Al momento è l’unico farmaco antivirale autorizzato dagli enti regolatori per la cura di infezioni da Sars-CoV-2.
«Silvio Berlusconi non è sottoposto a ossigenoterapia e non lo è mai stato. Ora sta seguendo una terapia con il remdesivir, l’unico farmaco antivirale finora autorizzato dagli enti regolatori per la cura di infezioni da virus Sars-CoV-2». Così Massimo Clementi, direttore del laboratorio di microbiologia e virologia dell’ospedale San Raffaele di Milano (dove è stato in cura l’ex premier), in un’intervista rilasciata al Corriere della Sera.
«Il remdesivir è stato sviluppato per combattere il virus ebola – spiega Clementi –. Non è specifico per il nuovo coronavirus, ma funziona anche in questo caso, se utilizzato nelle fasi precoci. È una terapia che può essere somministrata solo in ospedale, ed è per questo che si è ritenuto necessario il ricovero al San Raffaele di Berlusconi. È indispensabile monitorare, passo dopo passo, gli effetti di questa trattamento».
Il farmaco è stato sviluppato negli anni Duemila grazie a una tecnologia, messa a punto all’Università di Cardiff (Galles), che permette di sintetizzare in maniera efficace una serie di molecole considerate precursori del farmaco vero e proprio – si chiamano profarmaci – e in genere attivate per effetto dell’interazione con l’organismo umano.

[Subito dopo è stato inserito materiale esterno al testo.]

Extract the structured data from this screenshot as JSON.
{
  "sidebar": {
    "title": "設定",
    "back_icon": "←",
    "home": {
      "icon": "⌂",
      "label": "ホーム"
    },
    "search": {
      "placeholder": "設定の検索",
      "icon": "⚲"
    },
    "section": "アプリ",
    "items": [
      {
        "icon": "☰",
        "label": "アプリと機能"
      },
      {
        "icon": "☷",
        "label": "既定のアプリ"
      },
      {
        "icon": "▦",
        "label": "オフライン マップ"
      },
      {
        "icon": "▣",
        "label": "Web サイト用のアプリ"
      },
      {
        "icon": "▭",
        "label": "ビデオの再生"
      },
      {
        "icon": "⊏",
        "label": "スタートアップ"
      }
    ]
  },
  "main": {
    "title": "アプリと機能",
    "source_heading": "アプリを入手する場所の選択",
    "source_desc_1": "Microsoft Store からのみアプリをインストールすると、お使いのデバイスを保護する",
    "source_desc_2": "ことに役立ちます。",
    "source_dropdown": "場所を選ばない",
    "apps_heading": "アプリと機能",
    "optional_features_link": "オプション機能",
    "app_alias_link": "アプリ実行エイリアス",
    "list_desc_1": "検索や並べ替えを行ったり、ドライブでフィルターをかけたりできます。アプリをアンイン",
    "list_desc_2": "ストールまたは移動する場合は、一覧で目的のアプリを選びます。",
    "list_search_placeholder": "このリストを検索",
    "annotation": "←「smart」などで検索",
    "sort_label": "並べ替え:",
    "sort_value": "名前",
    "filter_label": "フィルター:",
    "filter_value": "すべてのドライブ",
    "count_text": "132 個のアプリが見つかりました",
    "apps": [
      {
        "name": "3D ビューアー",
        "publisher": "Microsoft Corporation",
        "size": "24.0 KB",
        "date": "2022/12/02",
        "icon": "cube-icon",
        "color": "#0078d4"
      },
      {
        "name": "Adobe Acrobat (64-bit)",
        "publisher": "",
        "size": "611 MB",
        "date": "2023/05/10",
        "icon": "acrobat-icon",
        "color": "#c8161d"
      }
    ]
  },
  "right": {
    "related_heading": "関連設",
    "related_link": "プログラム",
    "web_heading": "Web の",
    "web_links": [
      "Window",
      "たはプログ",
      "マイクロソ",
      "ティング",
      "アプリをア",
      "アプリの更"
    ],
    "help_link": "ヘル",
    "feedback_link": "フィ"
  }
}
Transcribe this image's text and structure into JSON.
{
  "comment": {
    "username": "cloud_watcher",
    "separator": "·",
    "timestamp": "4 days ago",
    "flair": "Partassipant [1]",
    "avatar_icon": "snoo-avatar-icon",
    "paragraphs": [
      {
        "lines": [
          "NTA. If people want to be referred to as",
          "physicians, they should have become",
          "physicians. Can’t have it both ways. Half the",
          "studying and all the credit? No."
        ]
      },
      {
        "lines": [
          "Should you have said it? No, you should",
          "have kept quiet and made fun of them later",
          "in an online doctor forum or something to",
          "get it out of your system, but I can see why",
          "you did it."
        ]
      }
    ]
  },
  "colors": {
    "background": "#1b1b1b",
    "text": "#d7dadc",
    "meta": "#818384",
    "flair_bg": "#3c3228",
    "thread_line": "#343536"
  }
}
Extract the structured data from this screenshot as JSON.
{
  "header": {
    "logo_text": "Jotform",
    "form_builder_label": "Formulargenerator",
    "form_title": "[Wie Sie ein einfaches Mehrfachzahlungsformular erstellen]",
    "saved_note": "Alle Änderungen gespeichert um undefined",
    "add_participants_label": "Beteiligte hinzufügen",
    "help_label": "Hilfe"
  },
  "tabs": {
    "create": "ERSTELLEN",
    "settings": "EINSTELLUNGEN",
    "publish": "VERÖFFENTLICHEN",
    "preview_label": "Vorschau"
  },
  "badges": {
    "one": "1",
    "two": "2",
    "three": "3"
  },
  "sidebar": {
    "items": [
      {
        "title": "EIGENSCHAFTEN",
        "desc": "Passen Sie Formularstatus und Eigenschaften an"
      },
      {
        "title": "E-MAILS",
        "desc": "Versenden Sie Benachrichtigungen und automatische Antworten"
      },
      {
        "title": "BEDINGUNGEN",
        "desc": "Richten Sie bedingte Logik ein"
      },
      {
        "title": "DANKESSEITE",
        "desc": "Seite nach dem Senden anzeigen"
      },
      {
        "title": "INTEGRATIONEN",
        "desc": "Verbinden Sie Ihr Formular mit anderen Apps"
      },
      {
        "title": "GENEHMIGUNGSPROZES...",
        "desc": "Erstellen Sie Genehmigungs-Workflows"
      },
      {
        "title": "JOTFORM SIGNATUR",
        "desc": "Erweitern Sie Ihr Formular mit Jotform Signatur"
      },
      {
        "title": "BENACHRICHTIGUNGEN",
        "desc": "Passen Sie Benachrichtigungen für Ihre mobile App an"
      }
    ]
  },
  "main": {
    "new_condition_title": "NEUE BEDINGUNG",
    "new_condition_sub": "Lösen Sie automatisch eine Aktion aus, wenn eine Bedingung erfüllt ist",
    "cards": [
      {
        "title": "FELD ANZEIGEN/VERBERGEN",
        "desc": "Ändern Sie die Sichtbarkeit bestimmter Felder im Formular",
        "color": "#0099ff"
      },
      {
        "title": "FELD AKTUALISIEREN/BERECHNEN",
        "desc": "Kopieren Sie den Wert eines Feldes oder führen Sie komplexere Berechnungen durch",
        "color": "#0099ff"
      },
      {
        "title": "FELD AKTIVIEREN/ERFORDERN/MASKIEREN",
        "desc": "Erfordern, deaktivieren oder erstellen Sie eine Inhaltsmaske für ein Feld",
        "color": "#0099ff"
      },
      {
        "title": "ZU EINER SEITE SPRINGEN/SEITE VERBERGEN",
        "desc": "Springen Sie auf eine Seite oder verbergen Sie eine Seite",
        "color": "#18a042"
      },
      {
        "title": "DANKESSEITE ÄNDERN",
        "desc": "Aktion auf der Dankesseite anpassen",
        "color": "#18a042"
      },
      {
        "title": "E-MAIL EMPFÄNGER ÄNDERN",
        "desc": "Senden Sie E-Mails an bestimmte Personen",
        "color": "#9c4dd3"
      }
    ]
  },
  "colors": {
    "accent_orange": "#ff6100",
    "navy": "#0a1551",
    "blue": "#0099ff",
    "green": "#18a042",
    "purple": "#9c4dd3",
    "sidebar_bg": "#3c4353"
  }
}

Si tratta di un profarmaco monofosforamidato di un analogo dell’adenosina che ha un ampio spettro antivirale, tra cui filovirus, paramyxovirus, pneumovirus e coronavirus. È un potente inibitore della replicazione del SARS-CoV-2 nelle cellule epiteliali delle vie respiratorie nasali e bronchiali umane.
Il farmaco fu sviluppato molto velocemente per poter essere impiegato nell’epidemia di ebola del 2013-2016 in Africa Occidentale e, dopo i test sugli animali, fu somministrato a un paziente. Il farmaco è stato poi utilizzato nel corso dell’epidemia di ebola del 2018 in Congo, dove è stato dichiarato inefficace dai funzionari sanitari congolesi dopo la sperimentazione di altri farmaci a base di anticorpi monoclonali. Ma nei test di laboratorio il remdesivir è risultato efficace nei confronti degli altri coronavirus che negli anni scorsi hanno dato luogo a una serie di focolai pandemici: quello della Sars e quello della Mers.
In vitro, remdesivir inibisce tutti i coronavirus umani e animali testati fino a oggi, incluso SARS-CoV-2, e ha mostrato effetti antivirali e clinici in modelli animali di infezioni SARS-CoV-1 e sindrome respiratoria mediorientale (Mers). Visti i risultati, il farmaco è stato messo a disposizione da subito all’inizio della prima fase epidemica a Wuhan, primo focolaio mondiale dell’epidemia. Il farmaco è stato al centro di numerose applicazioni prima in Cina e poi in Europa, anche in Italia. Il nostro Paese è stato tra i primi ad adottarlo. Era infatti presente già nei protocolli terapeutici applicati per curare i primi due pazienti cinesi che a febbraio furono ricoverati allo Spallanzani di Roma.
Uno studio condotto dal National Institute of Health ha chiarito gli effetti del farmaco su più ampia scala. Tale studio è stato infatti condotto su un campione di 1.063 soggetti ospedalizzati con Covid-19 avanzato e coinvolgimento polmonare, ed è iniziato il 21 febbraio. I pazienti che hanno ricevuto remdesivir si sono ripresi più rapidamente rispetto a quelli simili che hanno ricevuto placebo.
I risultati preliminari indicano che i pazienti curati con remdesivir hanno avuto un tempo di recupero più veloce del 31% rispetto a coloro che hanno ricevuto placebo. In particolare, il tempo medio di recupero è stato di 11 giorni per i pazienti trattati con remdesivir, rispetto ai 15 giorni necessari per chi è stato trattato con placebo. I risultati hanno anche suggerito un beneficio in termini di sopravvivenza: il tasso di mortalità è dell’8% per il gruppo trattato con remdesivir, rispetto all’11,6% per il gruppo placebo.